O número global de pessoas que sofriam de obesidade em 1995 cifrava-se em 20 milhões. Cinco anos depois esse número passou para 30 milhões. De imediato o nosso raciocínio é conduzido para a ingestão excessiva dos hidratos de carbono e para os hábitos de vida não saudáveis. Mas será só isso?
Regressemos um pouco atrás! O corpo dos caçadores-recolectores operava essencialmente em função da marcha. As suas posições de descanso eram a agachada ou a deitada. A partir do momento em o homem se sedentarizou, a posição agachada foi sendo progressivamente substituída pela posição sentada: numa pedra, num tronco de árvore, num banco, numa cadeira, num sofá… A partir desse momento e com a dedicação à agricultura toda a alimentação do homem se modificou (o que provocou também modificações a nível de mandíbula e dentição) reflectindo-se nas funções do próprio corpo e na anatomia do mesmo. Vários estudos demonstraram que foi decrescendo a densidade óssea dos humanos: do caçador mesolítico passando pelo agricultor neolítico até chegar ao trabalhador moderno. Os ossos foram ficando mais esguios e porosos…
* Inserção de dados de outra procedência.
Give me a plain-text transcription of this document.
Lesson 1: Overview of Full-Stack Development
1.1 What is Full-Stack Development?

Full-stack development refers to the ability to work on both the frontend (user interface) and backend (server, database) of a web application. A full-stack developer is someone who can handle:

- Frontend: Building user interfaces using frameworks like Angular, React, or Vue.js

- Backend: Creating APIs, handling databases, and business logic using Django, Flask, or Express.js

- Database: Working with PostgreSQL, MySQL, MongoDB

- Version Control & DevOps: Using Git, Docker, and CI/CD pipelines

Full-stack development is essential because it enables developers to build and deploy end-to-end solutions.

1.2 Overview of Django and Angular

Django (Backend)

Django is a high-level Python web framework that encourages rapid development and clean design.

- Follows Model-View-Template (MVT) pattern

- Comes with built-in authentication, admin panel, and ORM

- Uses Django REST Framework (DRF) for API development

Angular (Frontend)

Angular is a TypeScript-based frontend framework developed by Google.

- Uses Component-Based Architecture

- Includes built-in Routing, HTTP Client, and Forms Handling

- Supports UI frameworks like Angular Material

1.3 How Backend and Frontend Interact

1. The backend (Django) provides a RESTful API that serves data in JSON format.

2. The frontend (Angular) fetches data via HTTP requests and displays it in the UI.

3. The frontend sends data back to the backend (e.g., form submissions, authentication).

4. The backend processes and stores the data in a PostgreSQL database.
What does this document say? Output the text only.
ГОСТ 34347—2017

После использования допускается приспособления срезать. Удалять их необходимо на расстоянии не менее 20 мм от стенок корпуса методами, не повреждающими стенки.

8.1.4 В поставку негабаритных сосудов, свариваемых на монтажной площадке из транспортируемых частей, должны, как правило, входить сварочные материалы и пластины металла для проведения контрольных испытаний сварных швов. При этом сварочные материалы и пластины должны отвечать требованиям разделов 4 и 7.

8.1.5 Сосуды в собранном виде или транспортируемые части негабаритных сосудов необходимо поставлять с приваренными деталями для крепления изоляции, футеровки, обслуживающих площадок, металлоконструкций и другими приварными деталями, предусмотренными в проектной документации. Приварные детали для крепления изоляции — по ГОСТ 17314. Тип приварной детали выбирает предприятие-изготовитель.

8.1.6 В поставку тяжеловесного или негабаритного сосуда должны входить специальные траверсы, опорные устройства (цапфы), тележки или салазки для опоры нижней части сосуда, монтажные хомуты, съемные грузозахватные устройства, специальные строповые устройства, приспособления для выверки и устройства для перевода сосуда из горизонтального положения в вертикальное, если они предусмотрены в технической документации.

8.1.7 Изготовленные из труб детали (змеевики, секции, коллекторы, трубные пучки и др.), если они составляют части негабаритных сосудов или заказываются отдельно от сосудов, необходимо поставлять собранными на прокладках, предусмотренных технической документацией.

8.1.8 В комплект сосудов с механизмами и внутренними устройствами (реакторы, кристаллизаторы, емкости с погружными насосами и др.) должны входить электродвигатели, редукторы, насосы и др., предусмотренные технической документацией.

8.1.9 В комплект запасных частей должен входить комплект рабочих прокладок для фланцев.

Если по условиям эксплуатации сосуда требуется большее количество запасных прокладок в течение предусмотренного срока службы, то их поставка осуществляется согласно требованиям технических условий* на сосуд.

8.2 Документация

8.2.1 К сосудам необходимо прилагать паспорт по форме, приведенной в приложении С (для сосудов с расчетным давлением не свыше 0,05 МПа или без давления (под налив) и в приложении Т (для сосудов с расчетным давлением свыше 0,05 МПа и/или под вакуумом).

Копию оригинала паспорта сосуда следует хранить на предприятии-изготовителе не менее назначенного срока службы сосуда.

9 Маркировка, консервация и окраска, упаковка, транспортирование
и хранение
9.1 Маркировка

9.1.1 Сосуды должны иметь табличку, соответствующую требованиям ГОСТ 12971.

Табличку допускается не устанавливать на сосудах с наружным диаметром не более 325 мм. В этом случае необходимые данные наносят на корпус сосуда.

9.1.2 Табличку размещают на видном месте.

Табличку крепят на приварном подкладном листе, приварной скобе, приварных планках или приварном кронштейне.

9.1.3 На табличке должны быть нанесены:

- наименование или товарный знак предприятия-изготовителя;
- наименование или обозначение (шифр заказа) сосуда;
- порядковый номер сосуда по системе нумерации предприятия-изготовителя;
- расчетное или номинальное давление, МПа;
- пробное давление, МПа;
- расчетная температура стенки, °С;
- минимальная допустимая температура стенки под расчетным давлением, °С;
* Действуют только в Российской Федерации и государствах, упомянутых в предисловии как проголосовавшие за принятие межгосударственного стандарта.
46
O sedentarismo originou o enfraquecimento progressivo dos flexores do quadril, dos músculos isquiotibiais, dos glúteos e dos abdominais que provocaram a actual inclinação pélvica anterior com as consequentes lordoses a originarem cifoses correctivas. O desalinhamento da coluna reflectiu-se nos discos inter-vertebrais e respectivas hérnias discais. Nos nossos dias mais de 80% da população mundial sofre de dores lombares e/ou dorsais.
Na civilização grega o trabalho sedentário deu origem ao exercício físico como forma de compensação para umas classes, enquanto para outras o aumento do tempo de lazer deu origem aos jogos, ao espectáculo e ao divertimento. Daí o desporto seguiu o seu curso, até aos dias de hoje, onde o movimento e a competição (a todos os níveis, designando vencedores e vencidos) estão presentes, sendo uma actividade codificada (com regras e regulamentos) e estando integrado num sistema institucionalizado (organizado em torno de clubes e federações). Já ninguém ignora que hoje em dia o desporto é uma indústria que movimenta milhões de euros e mesmo aqueles que se pautavam por um desporto com fins formativos e educativos mudaram o seu discurso reconhecendo que o desporto (ou seja o que for a que se chame desporto) está onde estiver o dinheiro. Poucas são as excepções.
O corpo humano, feito para a marcha, começou então a ser trabalhado no desporto ao mesmo tempo que a grande maioria das profissões se exercia sentada numa cadeira. O tempo de ócio, ocupado desportivamente, ao ar livre, em ginásios ou clubes, passou posteriormente a ser ocupado em casa (‘vídeo-games’ e ’streaming’) sendo necessária uma cadeira ou um sofá.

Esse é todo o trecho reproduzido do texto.